The coursework is distributed over three periods, starting in period 2 and ending in period 4.

At the beginning of period 2 in the autumn, the group will have a kick-off meeting either online or in class. With online support from your peers and from the teacher, you will then complete learning tasks, small tutorials and hands-on assignments covering various tools and issues in language data management. For instance, you will get familiar with automatic tools that are available for parsing text or for transcribing speech. You will then focus on how to process your own data into a suitable format for further analysis and how to import your data into a spreadsheet program or a statistical environment such as R. By the end of period 2, you will be required to write a brief data management plan and to review and discuss the plans of several other participants.

During period 3, the participants will work on their theses independently and update their data management plans as required. Every participant will have at least one but no more than two individual “clinic” appointments with the teacher and/or with an expert in the methods of his/her thesis. The aim of these meetings is to help each student carry out the analysis.

During period 4, a final group meeting will be organized. In this meeting, the participants will briefly report on their progress regarding data management and analysis.

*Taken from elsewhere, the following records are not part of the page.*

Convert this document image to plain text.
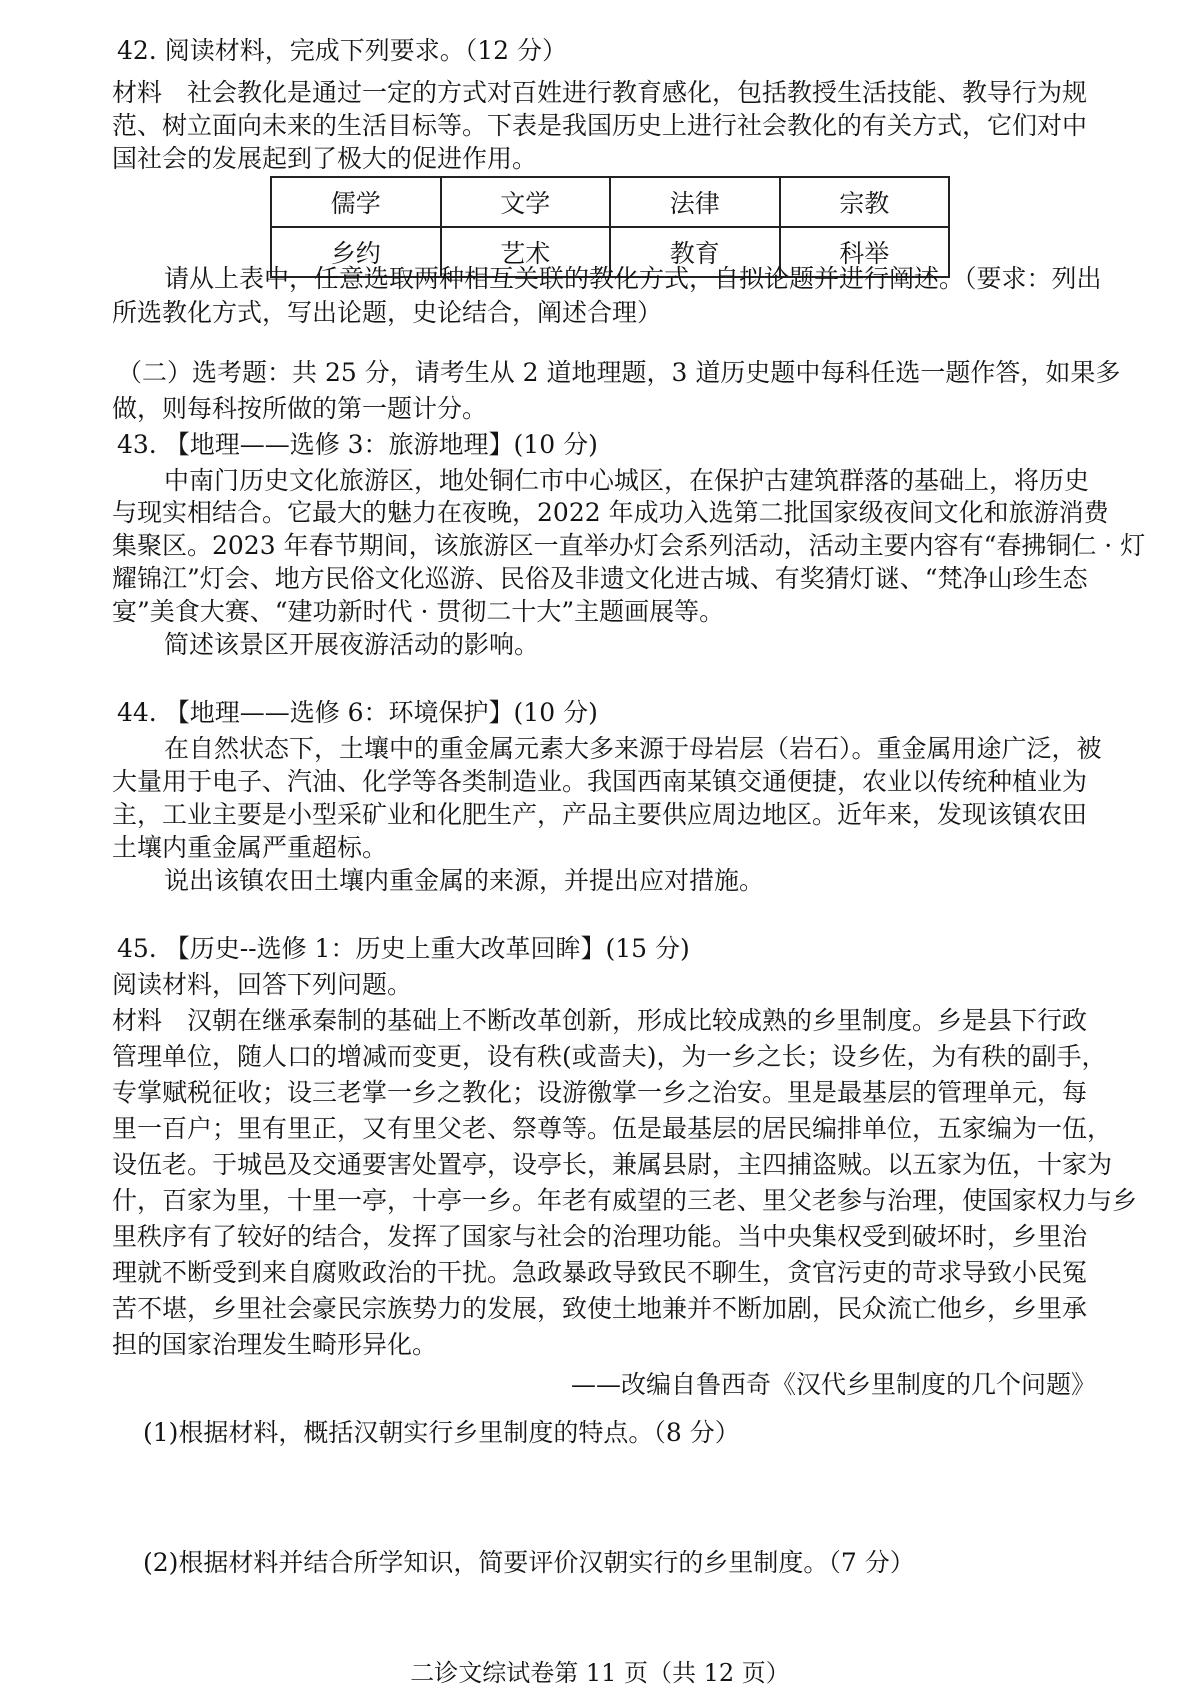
42. 阅读材料，完成下列要求。（12 分）
材料　社会教化是通过一定的方式对百姓进行教育感化，包括教授生活技能、教导行为规
范、树立面向未来的生活目标等。下表是我国历史上进行社会教化的有关方式，它们对中
国社会的发展起到了极大的促进作用。
儒学	文学	法律	宗教
乡约	艺术	教育	科举
请从上表中，任意选取两种相互关联的教化方式，自拟论题并进行阐述。（要求：列出
所选教化方式，写出论题，史论结合，阐述合理）
（二）选考题：共 25 分，请考生从 2 道地理题，3 道历史题中每科任选一题作答，如果多
做，则每科按所做的第一题计分。
43. 【地理——选修 3：旅游地理】(10 分)
中南门历史文化旅游区，地处铜仁市中心城区，在保护古建筑群落的基础上，将历史
与现实相结合。它最大的魅力在夜晚，2022 年成功入选第二批国家级夜间文化和旅游消费
集聚区。2023 年春节期间，该旅游区一直举办灯会系列活动，活动主要内容有“春拂铜仁 · 灯
耀锦江”灯会、地方民俗文化巡游、民俗及非遗文化进古城、有奖猜灯谜、“梵净山珍生态
宴”美食大赛、“建功新时代 · 贯彻二十大”主题画展等。
简述该景区开展夜游活动的影响。
44. 【地理——选修 6：环境保护】(10 分)
在自然状态下，土壤中的重金属元素大多来源于母岩层（岩石）。重金属用途广泛，被
大量用于电子、汽油、化学等各类制造业。我国西南某镇交通便捷，农业以传统种植业为
主，工业主要是小型采矿业和化肥生产，产品主要供应周边地区。近年来，发现该镇农田
土壤内重金属严重超标。
说出该镇农田土壤内重金属的来源，并提出应对措施。
45. 【历史--选修 1：历史上重大改革回眸】(15 分)
阅读材料，回答下列问题。
材料　汉朝在继承秦制的基础上不断改革创新，形成比较成熟的乡里制度。乡是县下行政
管理单位，随人口的增减而变更，设有秩(或啬夫)，为一乡之长；设乡佐，为有秩的副手，
专掌赋税征收；设三老掌一乡之教化；设游徼掌一乡之治安。里是最基层的管理单元，每
里一百户；里有里正，又有里父老、祭尊等。伍是最基层的居民编排单位，五家编为一伍，
设伍老。于城邑及交通要害处置亭，设亭长，兼属县尉，主四捕盗贼。以五家为伍，十家为
什，百家为里，十里一亭，十亭一乡。年老有威望的三老、里父老参与治理，使国家权力与乡
里秩序有了较好的结合，发挥了国家与社会的治理功能。当中央集权受到破坏时，乡里治
理就不断受到来自腐败政治的干扰。急政暴政导致民不聊生，贪官污吏的苛求导致小民冤
苦不堪，乡里社会豪民宗族势力的发展，致使土地兼并不断加剧，民众流亡他乡，乡里承
担的国家治理发生畸形异化。
——改编自鲁西奇《汉代乡里制度的几个问题》
(1)根据材料，概括汉朝实行乡里制度的特点。（8 分）
(2)根据材料并结合所学知识，简要评价汉朝实行的乡里制度。（7 分）
二诊文综试卷第 11 页（共 12 页）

A list of recommended literature and other material will be provided during the course.

The course and all the assignments are completed online, but the support meetings can be organized either online or face to face. The online learning environment is available throughout the course for getting advice and for sharing tips and tricks with the group.

This course aims to provide peer support, useful tips and specific guidance in technical and practical issues that may turn up during language data handling and analysis. The course will not replace the supervisors of your thesis.

The grade 0-5 is based on the quality of the data management plan, the other course assignments and on active participation in course activities. Further details on the grading principles will be provided at the beginning of the course.

Online course with assignments and tutorials, group meetings and at least one individual appointment.